Malocclusion in a child is a problem that, in addition to cosmetic defects, carries risks of diseases of various organs and systems of the child’s body. Therefore, it is very important not to miss the right moment and to correct the problem in time.

If you suspect that your child has a disorder, you must make an appointment with a doctor. Even if the child’s teeth are growing normally and there are no visible deviations, it is necessary to visit the dentist every 3 months so that, if needed, the teeth can be treated in time.

This article does not replace a medical consultation. For complete and personalized information, please consult your dentist.

FAQ

What is malocclusion in a child?
Malocclusion in a child is a disorder of the way the teeth of the upper and lower jaws come together. This condition should not be viewed only as an aesthetic defect, as it can affect chewing, speech, jaw development, the function of the temporomandibular joint, and the overall condition of the dentoalveolar system.

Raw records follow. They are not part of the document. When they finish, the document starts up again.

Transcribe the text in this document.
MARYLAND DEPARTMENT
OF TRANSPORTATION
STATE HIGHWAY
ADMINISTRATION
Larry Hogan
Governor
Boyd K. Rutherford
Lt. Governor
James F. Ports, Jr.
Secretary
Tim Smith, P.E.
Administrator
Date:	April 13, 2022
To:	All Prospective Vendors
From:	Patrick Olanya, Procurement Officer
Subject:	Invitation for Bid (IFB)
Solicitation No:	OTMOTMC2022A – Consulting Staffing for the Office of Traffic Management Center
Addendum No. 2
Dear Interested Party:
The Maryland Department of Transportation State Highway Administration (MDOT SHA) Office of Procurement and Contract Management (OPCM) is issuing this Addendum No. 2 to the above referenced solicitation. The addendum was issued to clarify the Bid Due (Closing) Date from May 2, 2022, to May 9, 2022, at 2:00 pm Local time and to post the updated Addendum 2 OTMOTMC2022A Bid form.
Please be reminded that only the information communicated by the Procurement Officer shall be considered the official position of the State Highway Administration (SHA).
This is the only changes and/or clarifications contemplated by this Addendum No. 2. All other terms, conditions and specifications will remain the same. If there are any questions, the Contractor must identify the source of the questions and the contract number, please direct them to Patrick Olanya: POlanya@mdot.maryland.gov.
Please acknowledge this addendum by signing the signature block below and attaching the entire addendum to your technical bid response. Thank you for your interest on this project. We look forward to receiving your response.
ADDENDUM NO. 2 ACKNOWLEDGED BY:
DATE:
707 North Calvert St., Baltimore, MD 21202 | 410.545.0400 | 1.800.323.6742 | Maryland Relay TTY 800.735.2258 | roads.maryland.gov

What signs may indicate malocclusion?
Malocclusion may be indicated by crooked teeth, crowding, gaps between the teeth, lack of contact between the teeth or lips, clicking in the jaw joint, facial asymmetry, speech disorders, bleeding gums, rapid plaque formation, and posture disorders. If at least one of these symptoms is noticed, it is advisable to consult an orthodontist.

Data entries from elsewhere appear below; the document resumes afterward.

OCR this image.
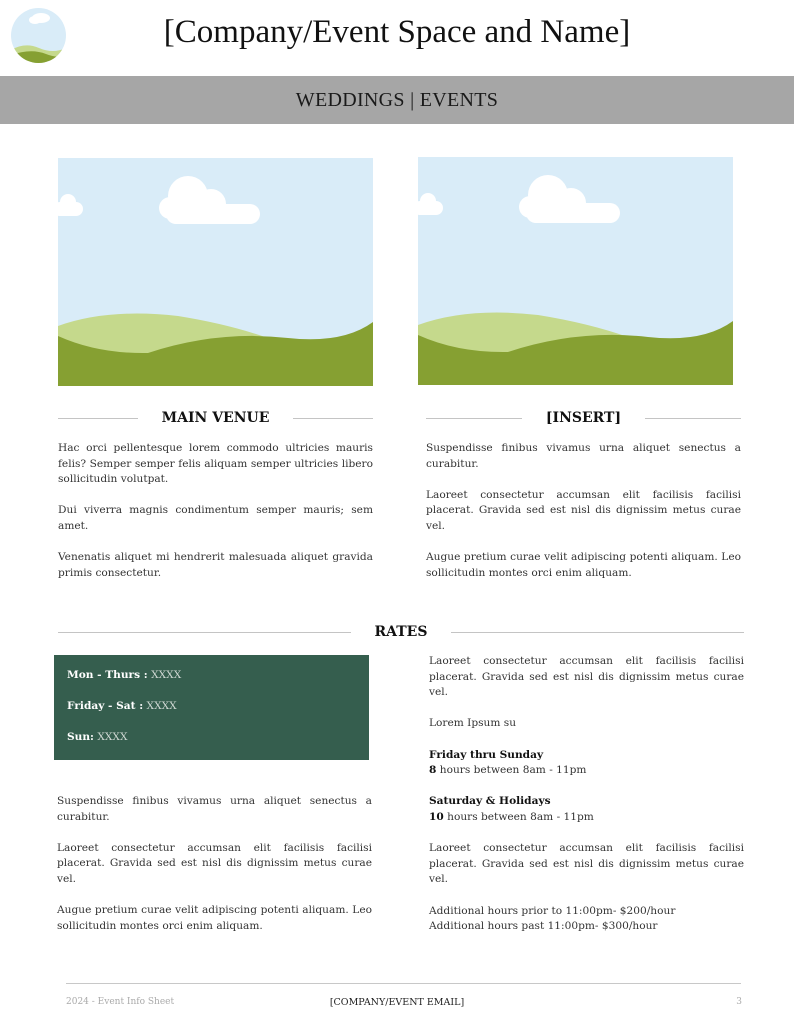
[Company/Event Space and Name]
WEDDINGS | EVENTS
MAIN VENUE	[INSERT]

Hac orci pellentesque lorem commodo ultricies mauris felis? Semper semper felis aliquam semper ultricies libero sollicitudin volutpat.

Dui viverra magnis condimentum semper mauris; sem amet.

Venenatis aliquet mi hendrerit malesuada aliquet gravida primis consectetur.

Suspendisse finibus vivamus urna aliquet senectus a curabitur.

Laoreet consectetur accumsan elit facilisis facilisi placerat. Gravida sed est nisl dis dignissim metus curae vel.

Augue pretium curae velit adipiscing potenti aliquam. Leo sollicitudin montes orci enim aliquam.

RATES
Mon - Thurs : XXXX
Friday - Sat : XXXX
Sun: XXXX

Suspendisse finibus vivamus urna aliquet senectus a curabitur.

Laoreet consectetur accumsan elit facilisis facilisi placerat. Gravida sed est nisl dis dignissim metus curae vel.

Augue pretium curae velit adipiscing potenti aliquam. Leo sollicitudin montes orci enim aliquam.

Laoreet consectetur accumsan elit facilisis facilisi placerat. Gravida sed est nisl dis dignissim metus curae vel.

Lorem Ipsum su

Friday thru Sunday
8 hours between 8am - 11pm

Saturday & Holidays
10 hours between 8am - 11pm

Laoreet consectetur accumsan elit facilisis facilisi placerat. Gravida sed est nisl dis dignissim metus curae vel.

Additional hours prior to 11:00pm- $200/hour
Additional hours past 11:00pm- $300/hour

2024 - Event Info Sheet	[COMPANY/EVENT EMAIL]	3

Why does malocclusion develop in children?
The causes may include heredity, incorrect breastfeeding technique, prolonged use of a pacifier or bottle, thumb sucking, a shortened frenulum of the tongue or lip, lack of solid food in the diet, impaired nasal breathing, endocrine disorders, rickets, as well as premature or delayed loss of baby teeth.
Why is malocclusion dangerous?
Malocclusion may lead to uneven load distribution on the teeth, enamel wear, increased sensitivity, gum recession, wedge-shaped defects, premature tooth loss, pain in the jaw joint, headaches, impaired chewing, digestive problems, facial asymmetry, and psychological discomfort in the child.

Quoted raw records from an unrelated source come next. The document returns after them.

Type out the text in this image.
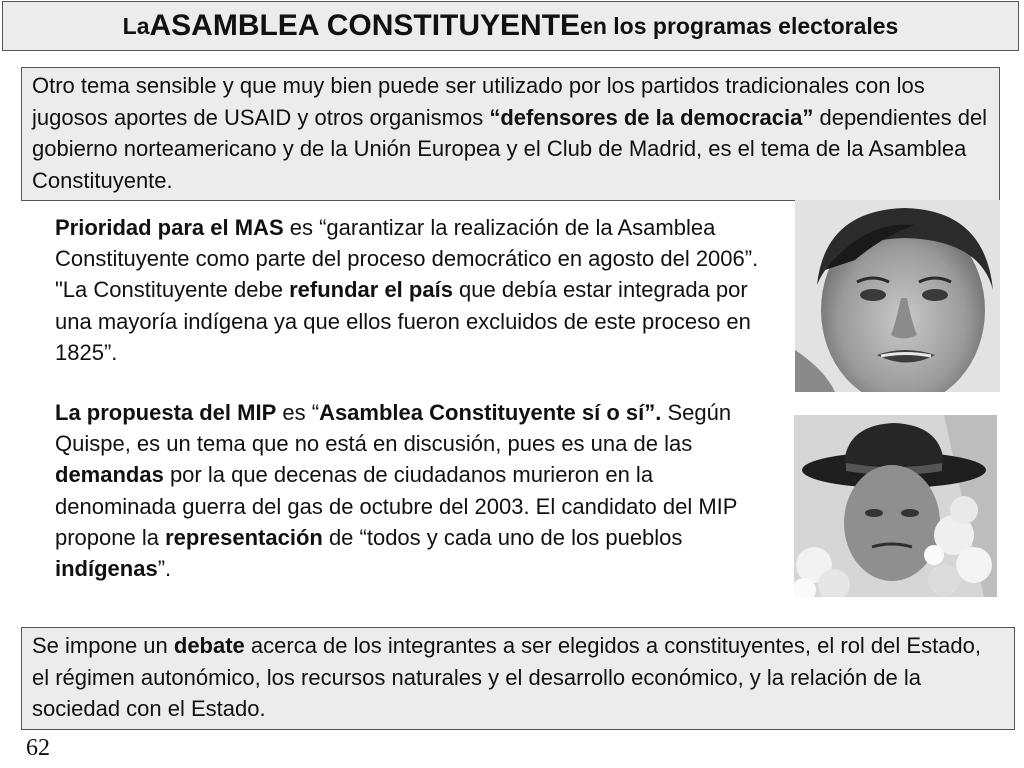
La ASAMBLEA CONSTITUYENTE en los programas electorales
Otro tema sensible y que muy bien puede ser utilizado por los partidos tradicionales con los jugosos aportes de USAID y otros organismos “defensores de la democracia” dependientes del gobierno norteamericano y de la Unión Europea y el Club de Madrid, es el tema de la Asamblea Constituyente.
Prioridad para el MAS es “garantizar la realización de la Asamblea Constituyente como parte del proceso democrático en agosto del 2006”. "La Constituyente debe refundar el país que debía estar integrada por una mayoría indígena ya que ellos fueron excluidos de este proceso en 1825”.
La propuesta del MIP es “Asamblea Constituyente sí o sí”. Según Quispe, es un tema que no está en discusión, pues es una de las demandas por la que decenas de ciudadanos murieron en la denominada guerra del gas de octubre del 2003. El candidato del MIP propone la representación de “todos y cada uno de los pueblos indígenas”.
Se impone un debate acerca de los integrantes a ser elegidos a constituyentes, el rol del Estado, el régimen autonómico, los recursos naturales y el desarrollo económico, y la relación de la sociedad con el Estado.
62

When should bite correction in a child begin?
The first preventive dental examinations should begin from the moment the first tooth appears. Active correction methods may be used from approximately the age of 3, depending on the problem. At the age of 7–16, trainers, plates, mouthguards, aligners, or braces are often used. The best treatment method is determined by an orthodontist after an examination and comprehensive diagnostics.